WASHINGTON — A political fundraising committee headed by a defense contractor has paid thousands of dollars in fees to the stepdaughter of House Appropriations Committee Chairman Jerry Lewis (R-Redlands) at a time when the contractor has been lobbying Congress for funding.
Lewis' stepdaughter, Julia Willis-Leon, has been paid more than $42,000 by the Small Biz Tech Political Action Committee, according to campaign finance records. The PAC is led by Nicholas Karangelen, founder and president of Trident Systems Inc.
Records show the company received at least $11.7 million in earmarked funds in recent defense spending bills over which Lewis' committee has jurisdiction.
The Small Biz Tech PAC was created early last year "to establish a strong and clear voice for small technology businesses" dealing with Congress, according to its website, which features a photo of Lewis at one of its events.
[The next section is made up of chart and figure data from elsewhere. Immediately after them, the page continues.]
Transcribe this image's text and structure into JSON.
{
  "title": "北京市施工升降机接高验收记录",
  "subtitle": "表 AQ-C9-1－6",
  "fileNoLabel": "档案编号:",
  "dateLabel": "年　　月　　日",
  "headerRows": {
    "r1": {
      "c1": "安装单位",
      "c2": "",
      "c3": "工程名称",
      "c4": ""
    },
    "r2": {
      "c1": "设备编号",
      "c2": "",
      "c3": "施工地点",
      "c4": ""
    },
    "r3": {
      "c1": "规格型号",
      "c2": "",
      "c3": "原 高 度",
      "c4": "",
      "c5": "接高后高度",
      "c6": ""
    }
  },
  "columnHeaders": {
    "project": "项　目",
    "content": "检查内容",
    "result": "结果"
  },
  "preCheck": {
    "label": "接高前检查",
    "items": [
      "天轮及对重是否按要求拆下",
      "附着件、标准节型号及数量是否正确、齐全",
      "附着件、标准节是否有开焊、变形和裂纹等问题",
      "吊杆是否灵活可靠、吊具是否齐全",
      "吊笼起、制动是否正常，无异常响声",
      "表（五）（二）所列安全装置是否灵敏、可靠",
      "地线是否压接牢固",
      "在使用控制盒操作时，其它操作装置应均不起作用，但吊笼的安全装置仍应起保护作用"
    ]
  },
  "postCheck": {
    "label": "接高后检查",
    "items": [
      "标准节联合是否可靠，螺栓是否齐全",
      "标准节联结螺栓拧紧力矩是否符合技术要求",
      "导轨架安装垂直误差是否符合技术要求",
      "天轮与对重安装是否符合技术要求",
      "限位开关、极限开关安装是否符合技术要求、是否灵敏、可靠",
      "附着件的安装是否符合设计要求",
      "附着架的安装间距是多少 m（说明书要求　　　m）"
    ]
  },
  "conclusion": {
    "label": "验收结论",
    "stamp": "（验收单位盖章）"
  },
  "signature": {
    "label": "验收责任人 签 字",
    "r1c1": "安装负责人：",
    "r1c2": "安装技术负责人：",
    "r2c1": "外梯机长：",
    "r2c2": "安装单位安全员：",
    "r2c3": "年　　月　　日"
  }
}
PACs customarily collect money from donors and distribute it to political figures in the form of campaign contributions. But in the case of Small Biz Tech, almost one-third of the $115,350 it has reported raising was given to Lewis' stepdaughter, according to figures in its financial disclosure reports.
In fact, the payments to Willis-Leon exceeded the $15,600 total it has contributed to political candidates and other PACs.
Lewis is chairman of the House committee that -- with its Senate counterpart -- writes all federal spending bills. He is a prominent figure in the broad federal investigation into the relationships that powerful members of Congress and their senior aides have with the government contractors and lobbyists who seek to curry favor with them.
In particular, federal investigators are probing lawmakers' use of earmarking, a practice in which spending provisions are inserted into appropriations bills without the normal budget and review procedures.
Often, senior congressional aides who have helped write earmarks go to work for the lobbying firms that have sought the spending provisions, and use their contacts with their former employers to further the interests of their clients.
This revolving door -- along with the rest of the earmark system -- has become controversial because its operations are largely shielded from public view and because of the potential for improper influence over spending decisions.
A federal grand jury in California is looking into Lewis' activities.
He has denied any wrongdoing and has said that he has not been contacted by investigators.
"I have always made every effort to meet the highest ethical standards in all aspects of my congressional work," Lewis said in a statement. "I am confident that any review of my work will confirm this."
The relationships among powerful lawmakers such as Lewis, their aides and the lobbying firms and clients that seek their help can become complex -- as the case of Lewis' stepdaughter and the PAC illustrates.
Willis-Leon, who lives in Las Vegas, received the bulk of the payments for her work as a fundraiser, the PAC reported. She is also listed on its website as its director. The money was paid out between February 2005 and March 2006.
"I am proud to have worked for the PAC, and I am proud of what it is doing," Willis-Leon said in a brief interview. She disputed the amount of her compensation -- which was calculated from government records by the Center for Responsive Politics, a political watchdog group -- but did not say what the correct amount was.
Lewis has come under scrutiny in part because of his close ties to a lobbying firm, Copeland Lowery Jacquez Denton & White, in which former Rep. Bill Lowery is a partner. Another partner, Letitia White, is a former Lewis aide with ties to Small Biz Tech PAC and its founder.
The firm's activities are being examined by federal investigators partly because Copeland Lowery represented ADCS Inc., a defense contracting firm headed by Brent R. Wilkes, who has been identified as a co-conspirator in the bribery case against former Rep. Randy "Duke" Cunningham (R-Rancho Santa Fe).
Other Copeland Lowery clients have included businesses, cities and institutions in Lewis' district that have received earmarks. Lewis has defended the earmarks he authorized as serving his constituents.
White, the Lowery partner, played a key role in handling earmarks while working for the congressman. She now lobbies for defense and other firms seeking government funds.
And White has close ties to the PAC's chairman, Karangelen. Together, they own a $1-million town house in Washington that has been listed as the business address of Small Biz Tech PAC; White's half-interest in the town house was first reported by a Harper's Magazine blog.
White's lobby shop represents Karangelen's company, Trident Systems.